La arquitectura de Los anillos de Saturno (1995) es monstruosa. El caso de este escritor es extremo. Pertenece a una nación de gente dedicada. Virtuosos con el lenguaje hay muchos en Alemania, pero no leí a ninguno con este estilo. No se puede negar que tiene un don y lo sabe usar. Se asemeja a un compositor clásico: comienza con tonos bajos y va creciendo, sube y se instala en lo alto; repica, aletea, para luego bajar y volver a subir. El tipo es su propia orquesta.

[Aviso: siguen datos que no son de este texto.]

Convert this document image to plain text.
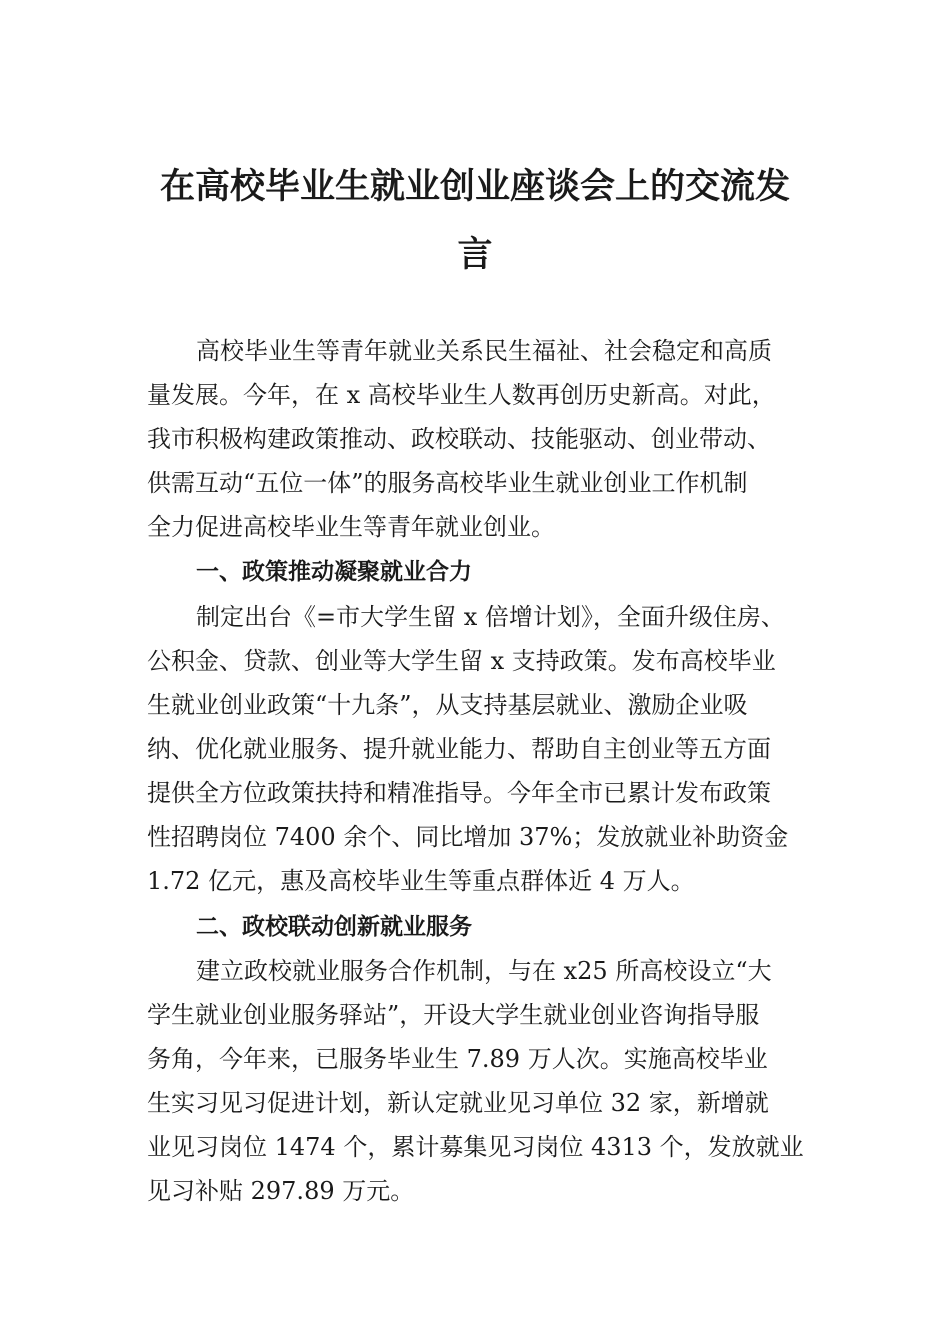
在高校毕业生就业创业座谈会上的交流发
言

高校毕业生等青年就业关系民生福祉、社会稳定和高质

量发展。今年，在 x 高校毕业生人数再创历史新高。对此，

我市积极构建政策推动、政校联动、技能驱动、创业带动、

供需互动“五位一体”的服务高校毕业生就业创业工作机制

全力促进高校毕业生等青年就业创业。

一、政策推动凝聚就业合力

制定出台《=市大学生留 x 倍增计划》，全面升级住房、

公积金、贷款、创业等大学生留 x 支持政策。发布高校毕业

生就业创业政策“十九条”，从支持基层就业、激励企业吸

纳、优化就业服务、提升就业能力、帮助自主创业等五方面

提供全方位政策扶持和精准指导。今年全市已累计发布政策

性招聘岗位 7400 余个、同比增加 37%；发放就业补助资金

1.72 亿元，惠及高校毕业生等重点群体近 4 万人。

二、政校联动创新就业服务

建立政校就业服务合作机制，与在 x25 所高校设立“大

学生就业创业服务驿站”，开设大学生就业创业咨询指导服

务角，今年来，已服务毕业生 7.89 万人次。实施高校毕业

生实习见习促进计划，新认定就业见习单位 32 家，新增就

业见习岗位 1474 个，累计募集见习岗位 4313 个，发放就业

见习补贴 297.89 万元。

Sebald maneja a la perfección la técnica del collage. Cose párrafos con procedimientos simples y resultados impecables. Dice: “Este oscurecimiento me recordó que hacía unos meses había recortado un artículo…”; “Todo esto me recordaba la historia de San Marcos Evangelista sobre la región de los gerasenos…”. O este: “Sin concederle importancia, igual que una vez que, como prueba de valor, me tumbé sobre el tejado…”.
No concebía la escritura sin imagen. Todos sus libros tienen fotos o facsímiles. Algunas de esas fotos son realmente tétricas: casas que parecen embrujadas, gente detenida en el tiempo, fosas comunes.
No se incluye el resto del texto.